Bone morphogenetic proteins (BMPs) are members of the TGF-ß superfamily that are over-expressed in breast cancer, with context dependent effects on breast cancer pathogenesis. The type III TGF-ß receptor (TßRIII) mediates BMP signaling. While TßRIII expression is lost during breast cancer progression, the role of TßRIII in regulating BMP signaling in normal mammary epithelium and breast cancer cells has not been examined. Restoring TßRIII expression in a 4T1 murine syngeneic model of breast cancer suppressed Smad1/5/8 phosphorylation and inhibited the expression of the BMP transcriptional targets, Id1 and Smad6, in vivo. Similarly, restoring TßRIII expression in human breast cancer cell lines or treatment with sTßRIII inhibited BMP-induced Smad1/5/8 phosphorylation and BMP-stimulated migration and invasion. In normal mammary epithelial cells, shRNA-mediated silencing of TßRIII, TßRIII over-expression, or treatment with sTßRIII inhibited BMP-mediated phosphorylation of Smad1/5/8 and BMP induced migration. Inhibition of TßRIII shedding through treatment with TAPI-2 or expression of a non-shedding TßRIII mutant rescued TßRIII mediated inhibition of BMP induced Smad1/5/8 phosphorylation and BMP induced migration and/or invasion in both in normal mammary epithelial cells and breast cancer cells. Conversely, expression of a TßRIII mutant, which exhibited increased shedding, significantly reduced BMP-mediated Smad1/5/8 phosphorylation, migration, and invasion. These data demonstrate that TßRIII regulates BMP-mediated signaling and biological effects, primarily through the ligand sequestration effects of sTßRIII in normal and cancerous mammary epithelial cells and suggest that the ratio of membrane bound versus sTßRIII plays an important role in mediating these effects.

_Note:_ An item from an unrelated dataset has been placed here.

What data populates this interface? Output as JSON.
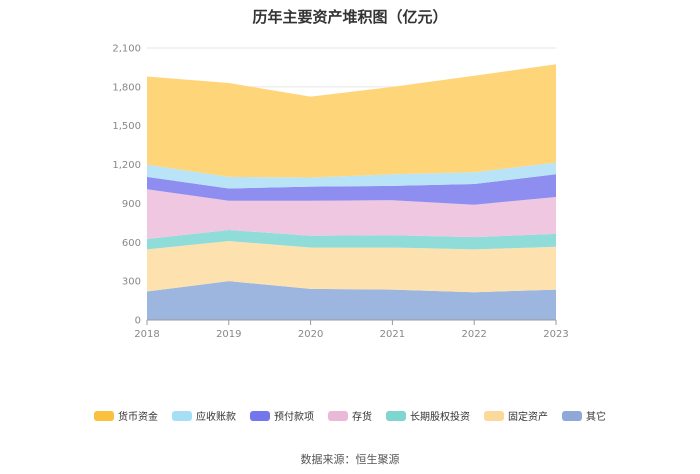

Ectodomain shedding of TßRIII is required for TßRIII-mediated suppression of TGF-ß signaling and breast cancer migration and invasion.

The type III transforming growth factor ß (TGF-ß) receptor (TßRIII), also known as betaglycan, is the most abundantly expressed TGF-ß receptor. TßRIII suppresses breast cancer progression by inhibiting migration, invasion, metastasis, and angiogenesis. TßRIII binds TGF-ß ligands, with membrane-bound TßRIII presenting ligand to enhance TGF-ß signaling. However, TßRIII can also undergo ectodomain shedding, releasing soluble TßRIII, which binds and sequesters ligand to inhibit downstream signaling. To investigate the relative contributions of soluble and membrane-bound TßRIII on TGF-ß signaling and breast cancer biology, we defined TßRIII mutants with impaired (ΔShed-TßRIII) or enhanced ectodomain shedding (SS-TßRIII). Inhibiting ectodomain shedding of TßRIII increased TGF-ß responsiveness and abrogated TßRIII's ability to inhibit breast cancer cell migration and invasion. Conversely, expressing SS-TßRIII, which increased soluble TßRIII production, decreased TGF-ß signaling and increased TßRIII-mediated inhibition of breast cancer cell migration and invasion. Of importance, SS-TßRIII-mediated increases in soluble TßRIII production also reduced breast cancer metastasis in vivo. Taken together, these studies suggest that the ratio of soluble TßRIII to membrane-bound TßRIII is an important determinant for regulation of TßRIII- and TGF-ß-mediated signaling and biology.